The problem is that these new expanded publics have not coalesced into a community. Thus, the problem is actually twofold. First, Dewey says, it “is not that there is no public [but that] there is too much public, a public too diffused and scattered and too intricate in composition.” Second, there “are too many publics, for conjoint actions which have indirect, serious and enduring consequences are multitudinous beyond comparison, and each one…generates its own group of persons especially affected…How can a public be organized, we may ask, when literally it does not stay in place?” (pp. 137, 140)

Returning to Sullivan’s accusations of hyperdemocracy, we must note Dewey’s solution to this poignant question is to propose the construction a new social imaginary — a new set of signs and symbols that allow for the full and clear communication of common thoughts and aspirations. This new social imaginary must match the modes of production, the technological substructure, upon which our interactions are built. But who should construct this foundation? Experts who lay out the plan beforehand? Elites who inform the masses as to how they ought to live? Certainly not.

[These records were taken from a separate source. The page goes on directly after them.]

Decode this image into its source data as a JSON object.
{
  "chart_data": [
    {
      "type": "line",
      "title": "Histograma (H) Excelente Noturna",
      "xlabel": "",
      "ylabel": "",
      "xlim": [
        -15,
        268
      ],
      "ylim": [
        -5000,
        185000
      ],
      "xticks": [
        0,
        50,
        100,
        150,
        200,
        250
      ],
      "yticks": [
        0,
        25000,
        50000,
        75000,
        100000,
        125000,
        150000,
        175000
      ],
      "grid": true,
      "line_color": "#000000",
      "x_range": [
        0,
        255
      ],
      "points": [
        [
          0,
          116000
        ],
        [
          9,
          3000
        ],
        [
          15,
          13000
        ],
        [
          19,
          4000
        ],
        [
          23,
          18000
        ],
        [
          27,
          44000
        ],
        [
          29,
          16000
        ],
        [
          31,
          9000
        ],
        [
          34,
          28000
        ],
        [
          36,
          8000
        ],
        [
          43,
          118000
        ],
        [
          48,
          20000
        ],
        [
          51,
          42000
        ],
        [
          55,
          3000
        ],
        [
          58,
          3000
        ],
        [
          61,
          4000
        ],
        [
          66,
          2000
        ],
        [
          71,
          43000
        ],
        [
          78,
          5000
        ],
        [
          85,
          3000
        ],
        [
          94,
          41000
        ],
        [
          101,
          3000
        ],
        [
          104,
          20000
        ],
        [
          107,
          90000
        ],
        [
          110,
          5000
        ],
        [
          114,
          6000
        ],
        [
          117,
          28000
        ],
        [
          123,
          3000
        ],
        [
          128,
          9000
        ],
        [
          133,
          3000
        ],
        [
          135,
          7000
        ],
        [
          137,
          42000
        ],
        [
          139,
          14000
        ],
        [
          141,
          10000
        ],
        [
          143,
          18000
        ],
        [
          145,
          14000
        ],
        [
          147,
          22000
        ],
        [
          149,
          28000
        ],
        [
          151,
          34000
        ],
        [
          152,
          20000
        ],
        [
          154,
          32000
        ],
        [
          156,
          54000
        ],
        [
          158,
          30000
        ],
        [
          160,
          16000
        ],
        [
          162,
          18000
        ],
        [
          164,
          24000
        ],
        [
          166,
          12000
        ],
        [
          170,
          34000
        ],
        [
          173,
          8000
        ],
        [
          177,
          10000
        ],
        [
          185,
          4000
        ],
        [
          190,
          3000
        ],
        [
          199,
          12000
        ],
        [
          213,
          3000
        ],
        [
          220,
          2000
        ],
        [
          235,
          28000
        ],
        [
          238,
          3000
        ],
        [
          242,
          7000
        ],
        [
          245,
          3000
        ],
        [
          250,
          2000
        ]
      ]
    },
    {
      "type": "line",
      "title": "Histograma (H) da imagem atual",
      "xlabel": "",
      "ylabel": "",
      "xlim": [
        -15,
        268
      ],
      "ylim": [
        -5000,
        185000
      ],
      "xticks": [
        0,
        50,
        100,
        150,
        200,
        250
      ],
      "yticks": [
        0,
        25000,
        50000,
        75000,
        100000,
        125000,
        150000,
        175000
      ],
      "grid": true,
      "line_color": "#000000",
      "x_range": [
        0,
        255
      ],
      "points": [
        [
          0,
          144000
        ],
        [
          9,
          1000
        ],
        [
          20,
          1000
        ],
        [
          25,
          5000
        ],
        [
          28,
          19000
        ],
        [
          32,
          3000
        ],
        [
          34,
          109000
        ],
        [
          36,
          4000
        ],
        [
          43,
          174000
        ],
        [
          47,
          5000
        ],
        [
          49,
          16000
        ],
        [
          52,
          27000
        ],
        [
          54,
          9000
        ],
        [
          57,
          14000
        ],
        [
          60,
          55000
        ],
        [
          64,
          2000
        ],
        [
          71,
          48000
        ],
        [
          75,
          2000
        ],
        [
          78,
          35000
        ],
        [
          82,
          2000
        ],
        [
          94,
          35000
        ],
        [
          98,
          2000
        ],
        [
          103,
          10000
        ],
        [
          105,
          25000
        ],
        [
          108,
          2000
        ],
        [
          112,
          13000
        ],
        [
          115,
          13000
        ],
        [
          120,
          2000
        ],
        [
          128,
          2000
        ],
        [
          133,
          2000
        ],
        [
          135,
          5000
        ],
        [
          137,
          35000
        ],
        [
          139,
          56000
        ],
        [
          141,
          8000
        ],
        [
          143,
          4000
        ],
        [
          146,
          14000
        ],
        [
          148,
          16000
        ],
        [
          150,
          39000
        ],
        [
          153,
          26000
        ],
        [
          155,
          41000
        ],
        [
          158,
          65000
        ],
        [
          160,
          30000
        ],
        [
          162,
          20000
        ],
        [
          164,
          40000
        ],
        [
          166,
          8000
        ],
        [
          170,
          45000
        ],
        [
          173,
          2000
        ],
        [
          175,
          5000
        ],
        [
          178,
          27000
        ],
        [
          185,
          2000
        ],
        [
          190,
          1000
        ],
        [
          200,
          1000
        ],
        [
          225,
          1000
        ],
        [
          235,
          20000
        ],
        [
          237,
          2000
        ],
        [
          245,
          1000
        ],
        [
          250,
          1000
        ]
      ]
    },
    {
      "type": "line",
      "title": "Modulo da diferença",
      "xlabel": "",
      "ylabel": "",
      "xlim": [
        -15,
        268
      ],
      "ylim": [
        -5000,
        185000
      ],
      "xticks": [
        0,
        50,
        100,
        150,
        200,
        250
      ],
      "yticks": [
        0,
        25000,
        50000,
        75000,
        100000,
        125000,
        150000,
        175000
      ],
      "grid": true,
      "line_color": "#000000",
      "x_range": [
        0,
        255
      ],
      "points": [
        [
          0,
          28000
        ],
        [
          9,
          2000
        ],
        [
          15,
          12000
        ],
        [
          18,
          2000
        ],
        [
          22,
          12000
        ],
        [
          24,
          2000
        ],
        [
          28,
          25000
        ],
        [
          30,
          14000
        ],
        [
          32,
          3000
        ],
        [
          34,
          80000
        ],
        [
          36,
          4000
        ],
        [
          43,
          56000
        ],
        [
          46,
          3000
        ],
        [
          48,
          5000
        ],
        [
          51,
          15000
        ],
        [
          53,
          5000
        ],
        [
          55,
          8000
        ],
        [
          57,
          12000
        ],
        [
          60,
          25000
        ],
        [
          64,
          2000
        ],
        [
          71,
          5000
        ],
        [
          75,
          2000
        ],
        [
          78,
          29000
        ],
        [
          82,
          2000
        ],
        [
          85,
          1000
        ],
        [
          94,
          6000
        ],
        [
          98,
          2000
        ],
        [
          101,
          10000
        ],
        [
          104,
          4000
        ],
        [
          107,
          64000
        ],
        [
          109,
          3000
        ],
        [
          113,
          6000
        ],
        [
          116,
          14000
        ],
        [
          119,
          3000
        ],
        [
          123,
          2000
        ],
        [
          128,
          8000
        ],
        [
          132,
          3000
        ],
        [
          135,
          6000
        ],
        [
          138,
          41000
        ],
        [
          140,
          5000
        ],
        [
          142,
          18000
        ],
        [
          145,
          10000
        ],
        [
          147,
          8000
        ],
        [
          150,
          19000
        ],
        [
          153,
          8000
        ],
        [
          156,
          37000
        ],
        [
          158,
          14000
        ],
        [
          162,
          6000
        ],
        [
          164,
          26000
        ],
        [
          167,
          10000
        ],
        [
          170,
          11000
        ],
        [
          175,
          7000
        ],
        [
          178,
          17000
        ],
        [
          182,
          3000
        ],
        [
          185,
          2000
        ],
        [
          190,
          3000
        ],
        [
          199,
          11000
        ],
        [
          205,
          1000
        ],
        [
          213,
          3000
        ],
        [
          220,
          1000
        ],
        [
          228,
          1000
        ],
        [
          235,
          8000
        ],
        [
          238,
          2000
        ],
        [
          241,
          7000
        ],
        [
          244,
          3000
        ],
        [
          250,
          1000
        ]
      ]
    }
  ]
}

Ever suspicious that “experts” will forget the context of those whose lives are structured by their expertise, Dewey advocates for conscientization — the teaching and social upbuilding and empowering of the very masses who can then be their own articulators of how they are being affected by the interactions of others that have made them a public. And yet, though clearly not standing with Sullivan, Dewey is also not simply against Sullivan’s position.

One possible way to reconcile their positions is to look more closely at what Sullivan thinks is the role of elites. Although Sullivan never fully specifies the role of elites in his article, he does specify the problem for which elites can provide a solution. Sullivan writes, our “views and identities can become so magnificently diverse as to be mutually uncomprehending.” Our problem is mutual incomprehension.

Read in this way, we may well be reminded of Dewey’s analysis of the “multitudinous” publics that are so difficult to reconcile. The diagnoses are similar. But why do Sullivan and his fellow advocates offer an elite-infused representative democracy as a solution? What is the role of such elites? And how will they be linked to the needs of those they are representing?

If the role of elites is to create some coherence amongst the multitudinous publics, it must not be played as substitutes for the further democratization and conscientization of these publics. Such elites, Dewey might say to Sullivan, must not speak for, but instead make space for the public to be formed. But then, the best word to describe such players might not be “elites,” but “educators.”